MP: And how did you and Ricki navigate following her around for a whole year?

All of our projects, we’ll often trade off shooting responsibilities, because for a long time we both used to be on quote “set” together. And then we got to a place where once we figured out what the style was, how it was gonna look, what the feel of it was, what the tone of it was — then we sort of pass off shoots. And there were a handful of shoots for the Joan film where because of budget issues primarily, we just sent our camera man, because at that point we’d all been shooting together for eight months, nine months, so Charles had a real great relationship with Joan and he got on a plane with her and went to Wisconsin — and that revealed the heckler scene. And that was all Charles. … You know with any film you try to figure out, OK what are the important things to cover? And you can drive yourself crazy with the stuff you’re going to miss, ’cause you’re never going to get everything.

MP: Comedians seem to love this film on a really personal level. How deeply did you study that world before filming?

That makes me feel really good [that they feel that way]. We looked at other comedy films … and we realized it’s not interesting to hear other comedians talk about why comedians are funny. You actually want to see a comedian live their life, play their jokes out, and be who they are. And if they’re funny, you experience it. You don’t need to be told how to experience comedy. And so we really wanted to stay first person with Joan. And I think that the other thing, too, is that a lot of people don’t like Joan. I didn’t particularly dig Joan and her humor at first. It wasn’t something that I … I didn’t have an appreciation for it. I had only really known the later Joan — Joan on the red carpet. And as we started coming into this I was like, oh my God, she’s kind of brilliant. And I had a tremendous amount of respect for both her work ethic, her discipline, and how she’s wickedly smart and sharp.
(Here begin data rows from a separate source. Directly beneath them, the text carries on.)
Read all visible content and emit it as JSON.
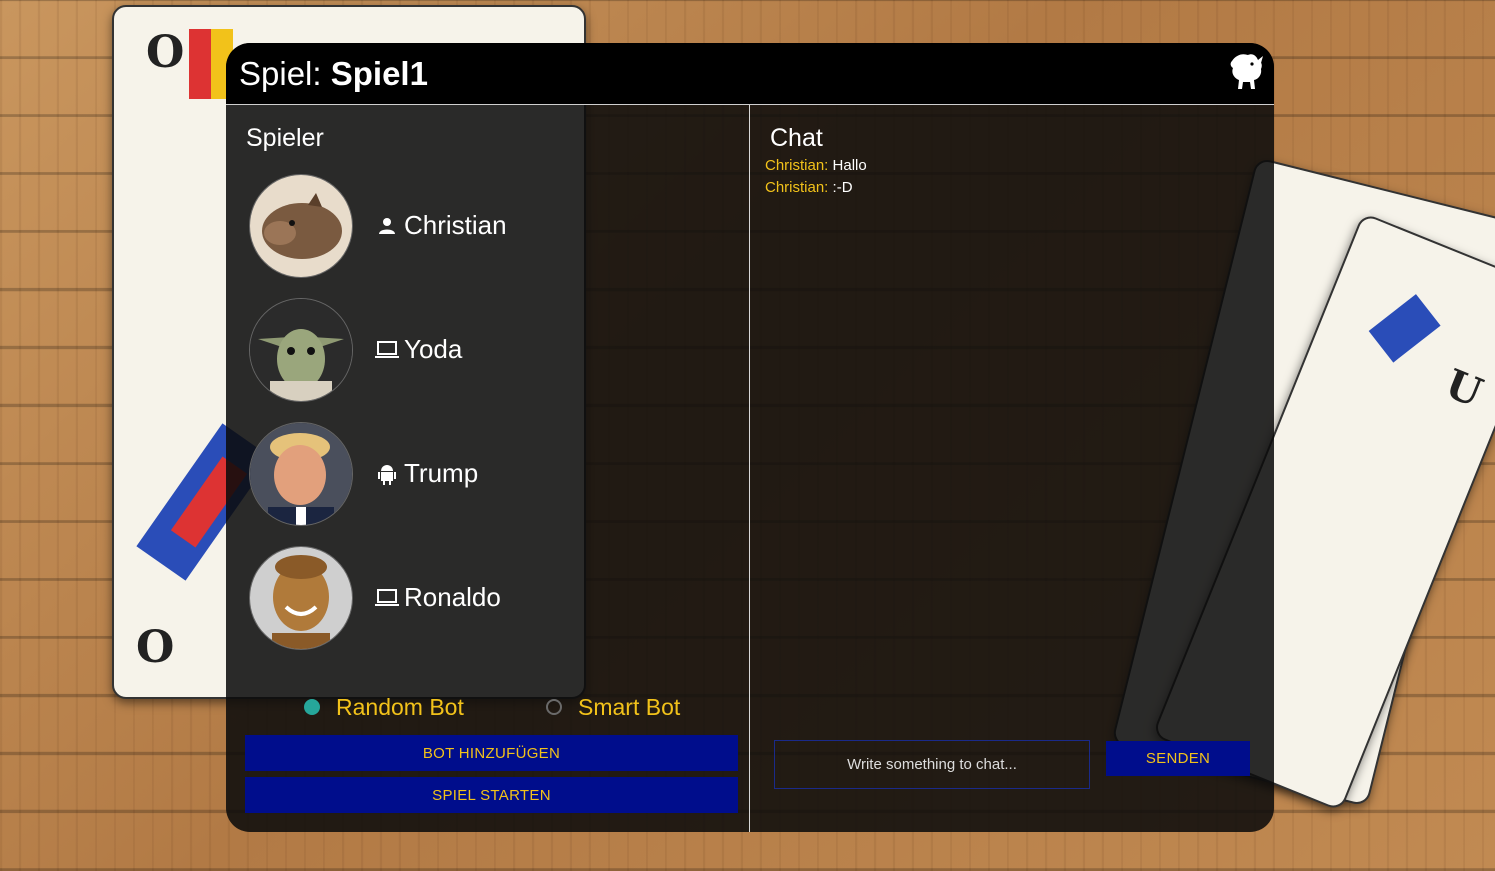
{
  "window": {
    "title_prefix": "Spiel:",
    "title_name": "Spiel1",
    "logo_icon": "boar-icon"
  },
  "players_section": {
    "title": "Spieler",
    "players": [
      {
        "name": "Christian",
        "type_icon": "person-icon"
      },
      {
        "name": "Yoda",
        "type_icon": "laptop-icon"
      },
      {
        "name": "Trump",
        "type_icon": "android-icon"
      },
      {
        "name": "Ronaldo",
        "type_icon": "laptop-icon"
      }
    ]
  },
  "bot_options": {
    "options": [
      {
        "label": "Random Bot",
        "selected": true
      },
      {
        "label": "Smart Bot",
        "selected": false
      }
    ],
    "selected_color": "#26a69a"
  },
  "buttons": {
    "add_bot": "BOT HINZUFÜGEN",
    "start_game": "SPIEL STARTEN"
  },
  "chat": {
    "title": "Chat",
    "messages": [
      {
        "author": "Christian:",
        "text": "Hallo"
      },
      {
        "author": "Christian:",
        "text": ":-D"
      }
    ],
    "input_placeholder": "Write something to chat...",
    "send_label": "SENDEN"
  },
  "colors": {
    "accent": "#f2c21a",
    "button_bg": "#000d8c",
    "header_bg": "#000000"
  }
}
MP: It also seems like the main character of that movie is her career, and other people’s awareness of that career. I think that a lot of people in a creative or artistic field can relate to that — it’s sort of this intangible thing that takes on a life on its own.

That’s one thing about Joan, when she talks to audiences or does Q&As, she has tremendous empathy for freelancers in the audience, because she’s like, you have that slight unease always about wondering about where the next thing’s coming from, you know? You can never really, truly relax. Even though she’s got a lot of creature comforts, she’s not sitting back and relaxing. She’s driven by a certain anxiety that I think a lot of us in the arts share. 

Dylan Dawson is a playwright, performer and documentary researcher. He currently lives in New York City. This interview has been condensed.